For large CSV files, use the :stream option to process data lazily without loading the entire file into memory:

def table(_seeder, "users") do
  Blink.from_csv("priv/seed_data/large_users.csv",
    stream: true,
    transform: fn row ->
      Map.update!(row, "id", &String.to_integer/1)
    end
  )
end

When stream: true is set, from_csv/2 returns a stream instead of a list. Blink's insertion process handles streams efficiently.

JSONB columns in CSV files

CSV files can also contain JSON data for JSONB columns, including deeply nested structures. Embed the JSON as a quoted string:

id,name,email,settings
1,Alice,alice@example.com,"{""theme"":""dark"",""notifications"":{""email"":true,""sms"":false}}"
2,Bob,bob@example.com,"{""theme"":""light"",""notifications"":{""email"":false,""sms"":true}}"

Use the :transform option to decode the JSON string:

def table(_seeder, "users") do
  Blink.from_csv("priv/seed_data/users_with_settings.csv",
    transform: fn row ->
      %{
        id: String.to_integer(row["id"]),
        name: row["name"],
        email: row["email"],
        settings: Jason.decode!(row["settings"])
      }
    end
  )
end

Loading from JSON files

JSON files are also supported via from_json/2.

Basic usage

Create a JSON file at priv/seed_data/products.json:

[
  { "id": 1, "name": "Widget", "price": 9.99 },
  { "id": 2, "name": "Gadget", "price": 19.99 },
  { "id": 3, "name": "Doohickey", "price": 29.99 }
]

Load it in your seeder:

def table(_seeder, "products") do
  Blink.from_json("priv/seed_data/products.json")
end

The JSON file must contain an array of objects at the root level. Each object becomes a map with string keys.

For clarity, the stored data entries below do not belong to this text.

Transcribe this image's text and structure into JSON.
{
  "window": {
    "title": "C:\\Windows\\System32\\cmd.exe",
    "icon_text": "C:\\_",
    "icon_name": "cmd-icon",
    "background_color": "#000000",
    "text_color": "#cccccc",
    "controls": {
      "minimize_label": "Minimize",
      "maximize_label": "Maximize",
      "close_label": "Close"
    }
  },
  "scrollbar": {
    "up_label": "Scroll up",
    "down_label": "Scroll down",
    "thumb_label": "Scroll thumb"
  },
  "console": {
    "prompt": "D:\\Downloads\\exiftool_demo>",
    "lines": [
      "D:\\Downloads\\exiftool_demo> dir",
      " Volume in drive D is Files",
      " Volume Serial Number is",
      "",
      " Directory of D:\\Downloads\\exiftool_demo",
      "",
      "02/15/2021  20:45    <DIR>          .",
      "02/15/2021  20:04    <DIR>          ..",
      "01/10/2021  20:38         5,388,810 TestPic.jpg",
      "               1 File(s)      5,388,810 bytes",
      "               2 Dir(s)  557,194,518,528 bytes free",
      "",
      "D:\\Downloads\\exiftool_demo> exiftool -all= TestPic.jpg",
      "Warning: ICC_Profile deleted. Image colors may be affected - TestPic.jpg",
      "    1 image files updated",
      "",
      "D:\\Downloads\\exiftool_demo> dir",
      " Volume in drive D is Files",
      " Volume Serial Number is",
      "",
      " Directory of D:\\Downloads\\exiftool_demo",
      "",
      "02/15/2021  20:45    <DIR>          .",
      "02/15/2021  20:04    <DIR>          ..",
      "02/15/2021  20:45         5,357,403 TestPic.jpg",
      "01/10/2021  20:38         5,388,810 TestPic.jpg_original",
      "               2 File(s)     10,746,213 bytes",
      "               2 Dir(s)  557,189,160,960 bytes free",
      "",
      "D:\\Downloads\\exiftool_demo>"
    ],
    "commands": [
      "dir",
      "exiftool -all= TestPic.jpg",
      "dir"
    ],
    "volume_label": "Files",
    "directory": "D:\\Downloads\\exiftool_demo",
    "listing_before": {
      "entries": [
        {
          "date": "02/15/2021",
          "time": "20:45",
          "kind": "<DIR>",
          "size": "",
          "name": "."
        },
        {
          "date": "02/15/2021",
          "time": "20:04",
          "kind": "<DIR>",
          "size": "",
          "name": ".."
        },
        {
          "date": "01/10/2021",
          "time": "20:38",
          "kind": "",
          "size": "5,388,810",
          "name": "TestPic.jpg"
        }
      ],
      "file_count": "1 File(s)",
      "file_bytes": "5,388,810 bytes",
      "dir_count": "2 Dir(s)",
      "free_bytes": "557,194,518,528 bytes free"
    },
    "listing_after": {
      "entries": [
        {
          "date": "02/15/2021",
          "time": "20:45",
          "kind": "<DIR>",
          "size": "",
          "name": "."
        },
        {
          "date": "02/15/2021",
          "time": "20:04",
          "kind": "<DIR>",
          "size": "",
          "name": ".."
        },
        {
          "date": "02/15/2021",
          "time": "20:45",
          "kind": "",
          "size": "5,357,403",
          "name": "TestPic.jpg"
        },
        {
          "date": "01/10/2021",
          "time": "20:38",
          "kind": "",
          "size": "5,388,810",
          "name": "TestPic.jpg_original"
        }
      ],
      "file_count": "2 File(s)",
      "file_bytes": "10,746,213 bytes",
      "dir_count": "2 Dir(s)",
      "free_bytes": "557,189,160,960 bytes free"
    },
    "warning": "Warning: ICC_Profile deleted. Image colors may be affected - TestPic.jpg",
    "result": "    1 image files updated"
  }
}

Note that from_json/2 does not support the :stream option. For large datasets, consider using CSV files with stream: true instead.

Transforming JSON data

Use the :transform option to add or modify fields:

def table(_seeder, "products") do
  Blink.from_json("priv/seed_data/products.json",
    transform: fn product ->
      Map.merge(product, %{
        "inserted_at" => ~U[2024-01-01 00:00:00Z],
        "updated_at" => ~U[2024-01-01 00:00:00Z]
      })
    end
  )
end

Seeding JSONB columns

Blink automatically handles nested maps when inserting into JSONB columns. Create a JSON file with nested objects:

[
  {
    "id": 1,
    "name": "Alice",
    "settings": { "theme": "dark", "notifications": true }
  },
  {
    "id": 2,
    "name": "Bob",
    "settings": { "theme": "light", "notifications": false }
  }
]

Load it in your seeder:

def table(_seeder, "users") do
  Blink.from_json("priv/seed_data/users_with_settings.json",
    transform: fn row ->
      %{
        id: row["id"],
        name: row["name"],
        email: "#{String.downcase(row["name"])}@example.com",
        settings: row["settings"]
      }
    end
  )
end

The nested settings map is automatically JSON-encoded and inserted into the JSONB column.

Error handling

The functions from_csv/2 and from_json/2 will raise exceptions if:

  • The file doesn't exist
  • The file format is invalid
  • The :transform function is not a single-arity function
  • For JSON: the root element is not an array, or the array contains non-object elements
  • For CSV: the :headers option is not :infer or a list of strings

Summary

In this guide, we learned how to:

  • Load data from CSV files with from_csv/2
  • Transform data with the :transform option
  • Handle CSV files without headers
  • Stream large CSV files with the :stream option
  • Load data from JSON files with from_json/2
  • Seed JSONB columns with nested maps